Numbers 1, 2, 3, 4, 5, 6, 7, 8 are arranged in random order. The probability that the digits 1, 2, 3, 4 appears as neighbours in that order, is
(a) $\dfrac{1}{2}$
(b) $\dfrac{1}{128}$
(c) $\dfrac{1}{256}$
(d) $\dfrac{1}{336}$

Answer 1

Solution

We start solving the problem by finding the total arrangements that we can made using the digits 1, 2, 3, 4, 5, 6, 7, 8 by using the fact that the total number of ways of arranging ‘n’ objects in ‘n’ places is $n!$ . We then assume the arrangement $1234$ as a single digit and find the total number of arrangements that we can do in using the arrangement $1234$ and other digits. We then recall the formula of probability as $\text{probability=}\dfrac{\text{favorable arrangements}}{\text{total number of arrangements}}$ and substitute the values in it to get the required answer.

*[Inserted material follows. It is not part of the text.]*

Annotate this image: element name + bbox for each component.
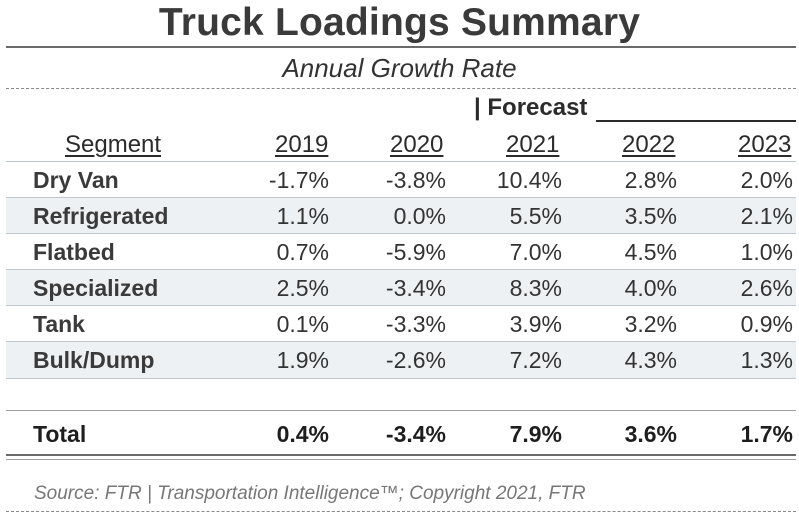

Complete step by step answer:
According to the problem, we are given that the numbers 1, 2, 3, 4, 5, 6, 7, 8 are arranged in random order and we need to find the probability that the digits 1, 2, 3, 4 appear as neighbours in that order.
Let us find the total number of arrangements that we can make with the digits 1, 2, 3, 4, 5, 6, 7, 8.
We know that the total number of ways of arranging ‘n’ objects in ‘n’ places is $n!$ .
So, we can arrange the digits 1, 2, 3, 4, 5, 6, 7, 8 in $8!$ ways ---(1).
Now, let us find the total no. of favorable arrangements we can make with the digits 1, 2, 3, 4 appearing as neighbours in that order.
Let us assume that $1234$ as a single digit ‘x’ as we need in that order and does not need any arrangements in between them.
So, we have to arrange the digits x, 5, 6, 7, 8 which will be our favorable arrangements.
The total no. of favorable arrangements is $5!$ ways ---(2).
We know that probability of an event is defined as $\text{probability=}\dfrac{\text{favorable arrangements}}{\text{total number of arrangements}}$ .
So, we get the required probability = $\dfrac{5!}{8!}$ .
We know that $n!=n\times \left( n-1 \right)\times \left( n-2 \right)\times ......\times 2\times 1$ .
$\Rightarrow$ Required probability = $\dfrac{5\times 4\times 3\times 2\times 1}{8\times 7\times 6\times 5\times 4\times 3\times 2\times 1}$ .
$\Rightarrow$ Required probability = $\dfrac{1}{8\times 7\times 6}$ .
$\Rightarrow$ Required probability = $\dfrac{1}{336}$ .

So, the correct answer is “Option d”.

Note: Here we are assuming that we are only finding the total 8-digit numbers formed. If we have also taken the 7-digit, 6-digit etc., the answer would have been different. Whenever we get this type of problem without mentioning the number of digits in the problem, we should take the maximum digit numbers that can be arranged unless it is mentioned in the problem. Similarly, we can expect problems to find the probability of a 6-digit number that can be formed with the digits 1, 2, 3, 4 appears as neighbours in that order.